I assured her, smiling weakly at the thought.
That had been Ruth’s gift: the way she could coax a smile from even the bitterest person. I thought of how she had once brought me a broken bird, trusting me to fix the damage. She had wept for its tiny soul when I explained I couldn’t save the creature. I remembered so many things and let the memories trickle like a river through my mind. How she laughed, how she sang, how she danced. Her murderers were dead, but their lives could never be equal payment for hers. They were nothing. Ruth was everything.
I looked up as the leaves near my head crackled under the feet of an Indian woman, about the same age as I was. She smiled and sat beside me, then smoothed the hair back from my forehead as if I were a child. She hummed a strange lullaby, and the forest voices of early evening joined her. I thought I heard Ruth’s sweet voice singing among them, but couldn’t be sure. I closed my eyes and let the music rock me to sleep.
PART 2: ANDREW
The Search
Sunny days like this were rare in the Highlands, and the beckoning warmth made indoor work almost unbearable for a twelve-year-old boy. The air inside Invergarry Castle’s stable was hot and sticky, something that didn’t often bother him. Usually the weather was so cold it wasn’t a problem. Today, though, he couldn’t help wondering why the builders hadn’t had a tiny thought for the poor stable boys. After all, it was 1738. Over the past hundred years, they’d already rebuilt the place twice after the English had taken it apart.

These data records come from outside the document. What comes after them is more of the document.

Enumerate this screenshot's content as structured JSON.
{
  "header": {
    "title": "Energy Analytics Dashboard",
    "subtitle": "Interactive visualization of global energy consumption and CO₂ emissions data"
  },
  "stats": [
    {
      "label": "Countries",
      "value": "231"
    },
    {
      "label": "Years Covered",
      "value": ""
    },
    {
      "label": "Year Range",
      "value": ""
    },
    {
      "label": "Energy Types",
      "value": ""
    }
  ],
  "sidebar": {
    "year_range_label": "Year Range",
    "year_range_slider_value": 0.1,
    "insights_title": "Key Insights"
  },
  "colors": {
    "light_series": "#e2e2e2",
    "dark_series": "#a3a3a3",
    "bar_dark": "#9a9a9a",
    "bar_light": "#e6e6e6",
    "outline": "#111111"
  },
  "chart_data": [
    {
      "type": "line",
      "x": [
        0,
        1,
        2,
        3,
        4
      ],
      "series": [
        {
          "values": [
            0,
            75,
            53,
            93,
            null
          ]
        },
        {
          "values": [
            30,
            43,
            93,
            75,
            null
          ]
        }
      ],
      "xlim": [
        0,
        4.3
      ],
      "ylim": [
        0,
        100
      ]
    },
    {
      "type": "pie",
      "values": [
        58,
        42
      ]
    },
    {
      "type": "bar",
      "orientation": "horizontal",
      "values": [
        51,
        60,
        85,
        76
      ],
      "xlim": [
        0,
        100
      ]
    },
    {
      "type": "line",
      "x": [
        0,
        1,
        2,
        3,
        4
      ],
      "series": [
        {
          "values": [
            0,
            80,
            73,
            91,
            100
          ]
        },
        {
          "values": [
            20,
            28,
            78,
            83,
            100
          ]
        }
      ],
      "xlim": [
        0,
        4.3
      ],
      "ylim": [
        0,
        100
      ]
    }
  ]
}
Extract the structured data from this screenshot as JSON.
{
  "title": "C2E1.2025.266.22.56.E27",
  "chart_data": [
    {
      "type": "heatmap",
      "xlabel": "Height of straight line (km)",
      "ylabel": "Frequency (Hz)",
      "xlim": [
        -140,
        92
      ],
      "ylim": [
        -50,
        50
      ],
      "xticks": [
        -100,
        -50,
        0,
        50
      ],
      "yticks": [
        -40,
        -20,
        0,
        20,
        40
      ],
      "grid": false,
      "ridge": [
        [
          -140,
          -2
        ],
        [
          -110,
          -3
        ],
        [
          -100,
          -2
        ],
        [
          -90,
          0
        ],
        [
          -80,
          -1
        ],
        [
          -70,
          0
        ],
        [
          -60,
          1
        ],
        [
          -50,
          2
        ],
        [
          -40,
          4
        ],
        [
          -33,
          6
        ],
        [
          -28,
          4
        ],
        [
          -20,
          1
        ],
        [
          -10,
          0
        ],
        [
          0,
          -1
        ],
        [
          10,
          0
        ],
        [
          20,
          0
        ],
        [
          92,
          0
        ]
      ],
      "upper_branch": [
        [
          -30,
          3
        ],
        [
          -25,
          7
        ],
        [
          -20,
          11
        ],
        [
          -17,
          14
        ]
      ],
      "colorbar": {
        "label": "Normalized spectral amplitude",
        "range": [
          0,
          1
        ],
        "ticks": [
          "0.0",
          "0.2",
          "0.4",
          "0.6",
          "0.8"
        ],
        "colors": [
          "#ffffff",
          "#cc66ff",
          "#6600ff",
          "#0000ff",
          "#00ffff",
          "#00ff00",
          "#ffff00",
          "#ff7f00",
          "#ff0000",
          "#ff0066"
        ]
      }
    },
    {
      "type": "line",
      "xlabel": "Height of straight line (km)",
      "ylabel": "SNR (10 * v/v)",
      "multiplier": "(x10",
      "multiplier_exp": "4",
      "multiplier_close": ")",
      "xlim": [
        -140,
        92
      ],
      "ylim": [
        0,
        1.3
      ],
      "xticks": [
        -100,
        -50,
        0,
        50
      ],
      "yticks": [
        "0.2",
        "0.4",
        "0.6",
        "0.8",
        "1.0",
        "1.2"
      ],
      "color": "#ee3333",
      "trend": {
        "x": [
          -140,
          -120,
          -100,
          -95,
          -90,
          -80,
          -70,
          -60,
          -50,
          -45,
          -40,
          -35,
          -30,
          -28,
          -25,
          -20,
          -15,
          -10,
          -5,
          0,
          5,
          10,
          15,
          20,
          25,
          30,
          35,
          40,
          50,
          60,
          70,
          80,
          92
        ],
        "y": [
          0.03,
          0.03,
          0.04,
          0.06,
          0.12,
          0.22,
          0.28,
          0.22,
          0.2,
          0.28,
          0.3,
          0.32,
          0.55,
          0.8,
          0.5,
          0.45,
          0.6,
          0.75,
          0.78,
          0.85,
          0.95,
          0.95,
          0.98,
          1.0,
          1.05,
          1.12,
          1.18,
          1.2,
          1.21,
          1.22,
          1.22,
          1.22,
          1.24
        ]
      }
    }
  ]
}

Andrew’s mouth was dry from working in the dust, and the midges were biting terribly, buzzing over his head in clouds as he cleaned the stalls, lighting on his neck and cheeks. He considered running to the other side of the castle when he was done, just so he could climb down the rocky shelves and jump into the freezing, bottomless waters of Loch Lomond. Then he remembered he had other plans.
He finished mucking out the last stall, then tossed in fresh straw
with a pitchfork taller than he was. A chestnut mare lolled against the wall on three legs, waiting for him to finish.
“That’s better then, is it?” Andrew asked her. “Certainly smells better.”